On 02/02/2007, at 11:02 AM, Robert G. Seeberger wrote:

>
> Well....that is pretty much what I was getting at, that chemistry
> might not be possible in some configurations. Or that even atoms might
> not be possible.
> WRT that, I think it is a valid question.

Sure, but there will also be many many different ways of producing  
matter and chemistry. There'll be a whole range of values that'll  
allow complex reactions, and there'll be values that are much more  
favourable to life than ours.

>
>
>
>> might be able to form life on one
>> tiny speck amongst all its vast space, and that life might say
>> "isn't
>> it amazing, this universe seems perfect for life". To take
>> Douglas
>> Adams' puddle a step further, it's like a shower of rain in the
>> middle of the Sahara and a tiny puddle formed in a hollow of rock
>> saying that it seems to fit the hole perfectly, even as the rest of
>> the desert is parched and the puddle itself is evaporating in the
>> sirocco.
>>
>
> That is certainly true and I agree. If there is chemistry there is
> always some potential for life. But if there is no chemistry in a
> universe it would likely be an uninteresting place. (Though there
> could be room for some sort of sapience quite different from our own.)
>
> I think I understand your objections. Such discussions tread quite
> close to the playground of the ID crowd and I'm not interested in
> their fanciful ontologies.

Precisely. It's a bit close to the argument that you can calculate  
the probability that a particular protein forms by chance and use  
that as an indication of how ridiculously improbably evolution is,  
when in reality you can change up to 40% of the amino acids in many  
enzymes and they can still perform a similar function (or a different  
one...). Or a small change might produce a totally novel function (as  
with the sudden appearance of nylonase). The point is, there's  
nothing special about any particular configuration.
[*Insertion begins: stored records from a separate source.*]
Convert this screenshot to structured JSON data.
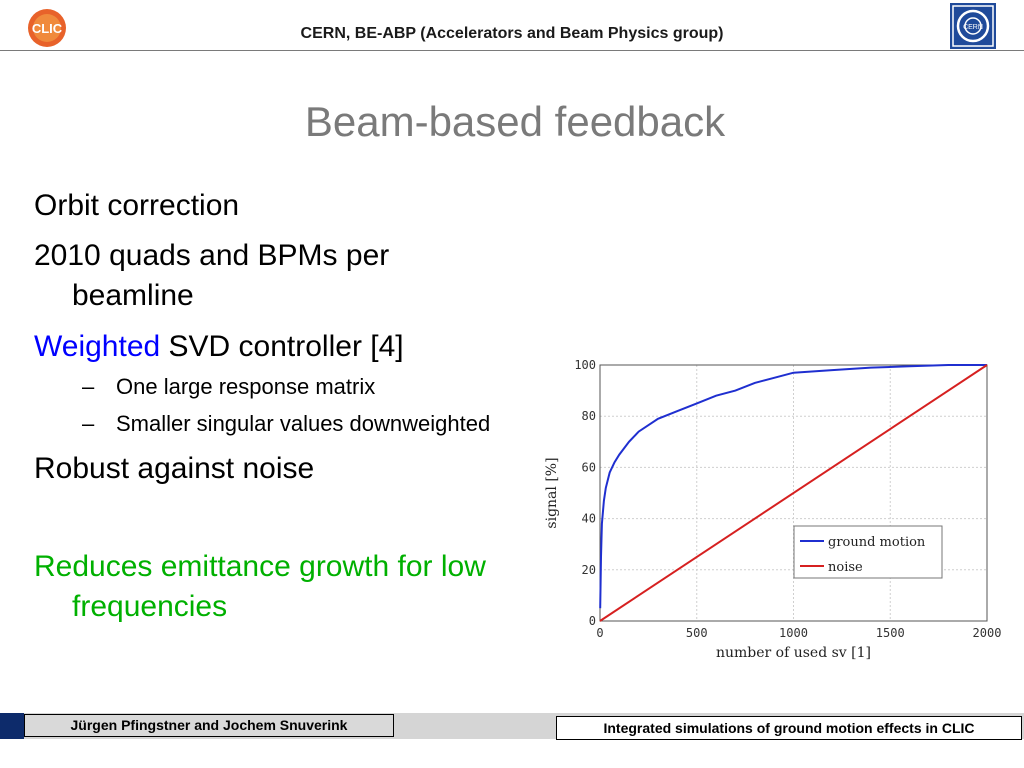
{
  "header": {
    "title": "CERN, BE-ABP (Accelerators and Beam Physics group)",
    "clic_logo_text": "CLIC",
    "cern_logo_text": "CERN"
  },
  "slide": {
    "title": "Beam-based feedback",
    "bullets": {
      "b1": "Orbit correction",
      "b2_line1": "2010 quads and BPMs per",
      "b2_line2": "beamline",
      "b3_highlight": "Weighted",
      "b3_rest": " SVD controller [4]",
      "sub1": "One large response matrix",
      "sub2": "Smaller singular values downweighted",
      "sub_dash": "–",
      "b4": "Robust against noise",
      "b5_line1": "Reduces emittance growth for low",
      "b5_line2": "frequencies"
    }
  },
  "chart_data": {
    "type": "line",
    "xlabel": "number of used sv [1]",
    "ylabel": "signal [%]",
    "xlim": [
      0,
      2000
    ],
    "ylim": [
      0,
      100
    ],
    "xticks": [
      0,
      500,
      1000,
      1500,
      2000
    ],
    "yticks": [
      0,
      20,
      40,
      60,
      80,
      100
    ],
    "grid": true,
    "legend_position": "bottom-right",
    "series": [
      {
        "name": "ground motion",
        "color": "#1f2fd0",
        "x": [
          1,
          5,
          10,
          20,
          30,
          50,
          75,
          100,
          150,
          200,
          300,
          400,
          500,
          600,
          700,
          800,
          900,
          1000,
          1200,
          1400,
          1600,
          1800,
          2000
        ],
        "y": [
          5,
          25,
          38,
          47,
          52,
          58,
          62,
          65,
          70,
          74,
          79,
          82,
          85,
          88,
          90,
          93,
          95,
          97,
          98,
          99,
          99.5,
          100,
          100
        ]
      },
      {
        "name": "noise",
        "color": "#d62020",
        "x": [
          0,
          2000
        ],
        "y": [
          0,
          100
        ]
      }
    ]
  },
  "footer": {
    "authors": "Jürgen Pfingstner and Jochem Snuverink",
    "talk_title": "Integrated simulations of ground motion effects in CLIC"
  }
}
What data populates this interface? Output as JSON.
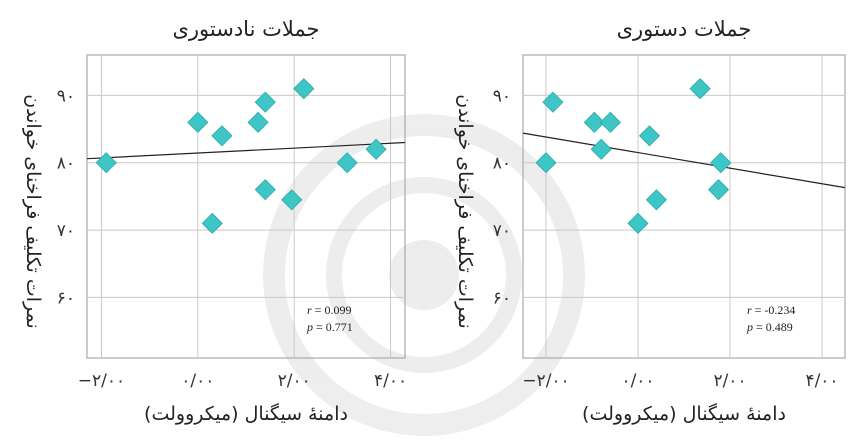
{
  "chart_data": [
    {
      "type": "scatter",
      "title": "جملات نادستوری",
      "xlabel": "دامنۀ سیگنال (میکروولت)",
      "ylabel": "نمرات تکلیف فراخنای خواندن",
      "xlim": [
        -2.3,
        4.3
      ],
      "ylim": [
        51,
        96
      ],
      "xticks": [
        -2,
        0,
        2,
        4
      ],
      "xtick_labels": [
        "−۲/۰۰",
        "۰/۰۰",
        "۲/۰۰",
        "۴/۰۰"
      ],
      "yticks": [
        60,
        70,
        80,
        90
      ],
      "ytick_labels": [
        "۶۰",
        "۷۰",
        "۸۰",
        "۹۰"
      ],
      "grid": true,
      "points": [
        {
          "x": -1.9,
          "y": 80
        },
        {
          "x": 0.0,
          "y": 86
        },
        {
          "x": 0.5,
          "y": 84
        },
        {
          "x": 0.3,
          "y": 71
        },
        {
          "x": 1.25,
          "y": 86
        },
        {
          "x": 1.4,
          "y": 89
        },
        {
          "x": 2.2,
          "y": 91
        },
        {
          "x": 1.4,
          "y": 76
        },
        {
          "x": 1.95,
          "y": 74.5
        },
        {
          "x": 3.1,
          "y": 80
        },
        {
          "x": 3.7,
          "y": 82
        }
      ],
      "fit_line": {
        "x": [
          -2.3,
          4.3
        ],
        "y": [
          80.6,
          83.0
        ]
      },
      "annotation": {
        "r": "0.099",
        "p": "0.771"
      },
      "marker_color": "#3ec6c6"
    },
    {
      "type": "scatter",
      "title": "جملات دستوری",
      "xlabel": "دامنۀ سیگنال (میکروولت)",
      "ylabel": "نمرات تکلیف فراخنای خواندن",
      "xlim": [
        -2.5,
        4.5
      ],
      "ylim": [
        51,
        96
      ],
      "xticks": [
        -2,
        0,
        2,
        4
      ],
      "xtick_labels": [
        "−۲/۰۰",
        "۰/۰۰",
        "۲/۰۰",
        "۴/۰۰"
      ],
      "yticks": [
        60,
        70,
        80,
        90
      ],
      "ytick_labels": [
        "۶۰",
        "۷۰",
        "۸۰",
        "۹۰"
      ],
      "grid": true,
      "points": [
        {
          "x": -2.0,
          "y": 80
        },
        {
          "x": -1.85,
          "y": 89
        },
        {
          "x": -0.95,
          "y": 86
        },
        {
          "x": -0.6,
          "y": 86
        },
        {
          "x": -0.8,
          "y": 82
        },
        {
          "x": 0.25,
          "y": 84
        },
        {
          "x": 0.0,
          "y": 71
        },
        {
          "x": 0.4,
          "y": 74.5
        },
        {
          "x": 1.35,
          "y": 91
        },
        {
          "x": 1.8,
          "y": 80
        },
        {
          "x": 1.75,
          "y": 76
        }
      ],
      "fit_line": {
        "x": [
          -2.5,
          4.5
        ],
        "y": [
          84.4,
          76.3
        ]
      },
      "annotation": {
        "r": "-0.234",
        "p": "0.489"
      },
      "marker_color": "#3ec6c6"
    }
  ]
}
So yes, I do bristle a bit at similar phrasing on the "fine-tuning"  
of the universe.

>
> What I'm actually interested in knowing is if the daughter universes
> "inherit" the physical properties of the parent universe or if they
> are a complete reformulation of a timespace from scratch.

That's a far more interesting line of thought and I know you were  
heading that way. It's something the black-hole-to-daughter-universe  
crowd have speculated on, Brin has alluded to it, Baxter has written  
a novel based around it. Yes, if daugter universes have very similar  
but not necessarily identical properties to the parent universe, then  
lineages of universes that produce more universes will produce more  
universes than ones that produce less... (sorry that's sort of  
tautological, but you know what I mean). But unless there's some sort  
of max limit on universe numbers and therefore there are frequencies  
of properties, then it's all a bit meaningless as there's no  
selection, and that's the bit that would allow the relative succuss  
to be manifested.

Basically, as soon as one property is unbounded (like infinite space  
to expand), then evolution just doesn't work as evolution is a change  
in the relative frequencies of measurable properties of a replicating  
system over time.

However, that we're in a universe of matter and chemistry might then  
be easier to understand as a lineage of universes producing matter  
and chemistry would lead to daughters of matter and chemistry.